Nokia N8 Repair Saga – Part 1

I sent my Nokia N8 (sometime around the last week of February) to a Nokia Care Center for repairs. Ostensibly, the problems were: bad screen flicker and trouble installing Ovi Store after an apparently botched PR 1.1 update Over-The-Air. On 03/16/2011, I received my Nokia N8 and spent much of my lunch break working on setting the phone backup up when I noticed several things going wrong at once. First, let me give you some background on what the repair process before I whine about the new problems my Nokia N8 returned with and Ovi Store drama

Verify Nokia Device Warranty StatusOnce I realized my N8 had reached the point where all the “Googling” didn’t yield any new insights, I decided to call the Nokia Customer Care line. This number is pre-programmed into the Nokia N8 when you first boot it up. After the techs at the Customer Support line had me do the customary troubleshooting techniques, it was determined my N8 was truly borked and would need a trip to a Nokia Care Center for repairs. Once you have reached this conclusion with the techs, the technician should send you a shipping label which will let you drop your phone off at a UPS Store without being charged. #ProTip: Spell out your email address so you won’t wait in vain for a shipping label that will never arrive. Make sure you also spell out your address which will be printed on the shipping label in case the package needs to be returned as undeliverable.You will also be required to fill out a “Repair request” form. But before you can fill out the form, you’ll need to verify your warranty status at an interstitial page by entering in your device’s IMEI number and your zipcode. Once you’ve been verified as being “in warranty” and you’ve filled out the repair request form, you should take note of the requirement that if you should ship out your phone within 10 days of verifying your warranty status, you won’t need to attach your proof of purchase.

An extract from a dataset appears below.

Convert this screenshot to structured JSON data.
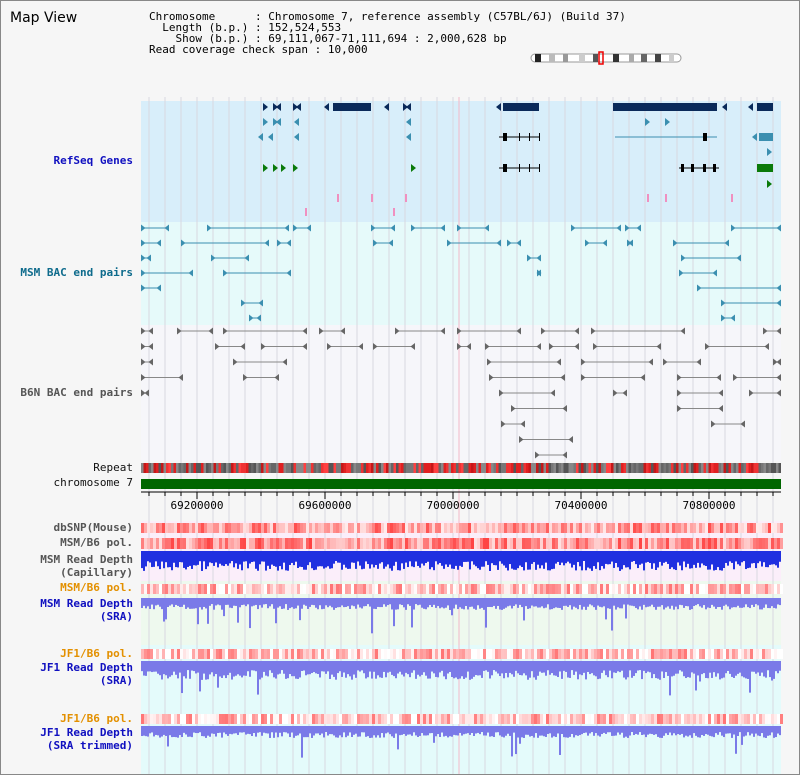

However, if you ship the phone after 10 days have passed since you verified your warranty status, you would need to attach your proof of purchase. Once you dropped off your UPS package, all you can do is wait. Make sure you package the phone properly (formatted, with bubble wrap and sans your microSD/SIM cards) and I would recommend taking photographs of your phone’s physical condition if you can. You’ll never know if you need to provide proof of your phone’s condition if it comes back tarnished. When filling out the repair request form, you can request email updates of the phone’s repair status. I selected this option, but I found myself checking the site daily anyway. I had wrongly assumed I would be getting a new phone when I saw this update:

Well, color me surprised when I received my N8 only to find out that it was still the same phone I shipped to them. It turns out they must have replaced a defective component for my phone. Moral lesson: don’t read too much into the status updates. 🙂 But hey, I wasn’t complaining. After being without my N8 for ~ 3 weeks, I wasn’t complaining.

I began the task of copying my files to my microSD, setting up my Google contacts & calendar with the Nokia N8 and reinstalling my Ovi Store-bought apps. The first two tasks were completed in no time. However, I ran into one major problem with installing my Ovi Store paid apps:

You need to update this application to a newer version that is compatible with your current phone model.

Virtually, *ALL* of my paid apps were showing this message whenever I navigated to their Ovi Store app page. I’ve invested over $60 in Ovi Store apps so I was quite peeved as this new turn of events especially as I’ve had the same phone brand since December! I did my usual dance of pinging @NokiaUS on Twitter who then contacted @NokiaCareUS who, in turn, contacted me with instructions to send information to an email address. This matter is still ongoing and it was beginning to sound like it would need some research so I moved on to the important task of setting my music playlists, etc. That’s when I lost my mind: I discovered that the sound system on my poor Nokia N8 mysteriously developed a highly irritating stuttering effect while playing my music files and had a near-constant ‘hiss’ to it while playing.

At this point, I was choking on my disappointment and pissed that I was going to have to send my Nokia N8 for a second time to the Nokia Care Center. Right now, I’m torn between my feeling of extreme annoyance “I fucking hate Nokia’s QA” to being understanding about the matter (“Shit happens. Like receiving a bad unit. Or Sending your unit for repairs and coming back with bigger problems.”) At least I can be thankful that the support technician spared me the rote “troubleshooting” steps of reformatting my device or doing the “go to Ovi Suite and check for updates” routine as I told him I had just reformatted the damned thing and checked for updates (there were none; remember, the Nokia Care Center was supposed to have flashed the PR 1.1 firmware and fix lingering issues).

In any case, there’s an Android device in ATT’s online store with my name on it. At this rate, it’s beginning to look like I won’t have my Nokia N8 for another month. I’ve read horror stories of people having to send their phones to the Care Center more than four (4) times before finally getting a replacement device. Un-believable.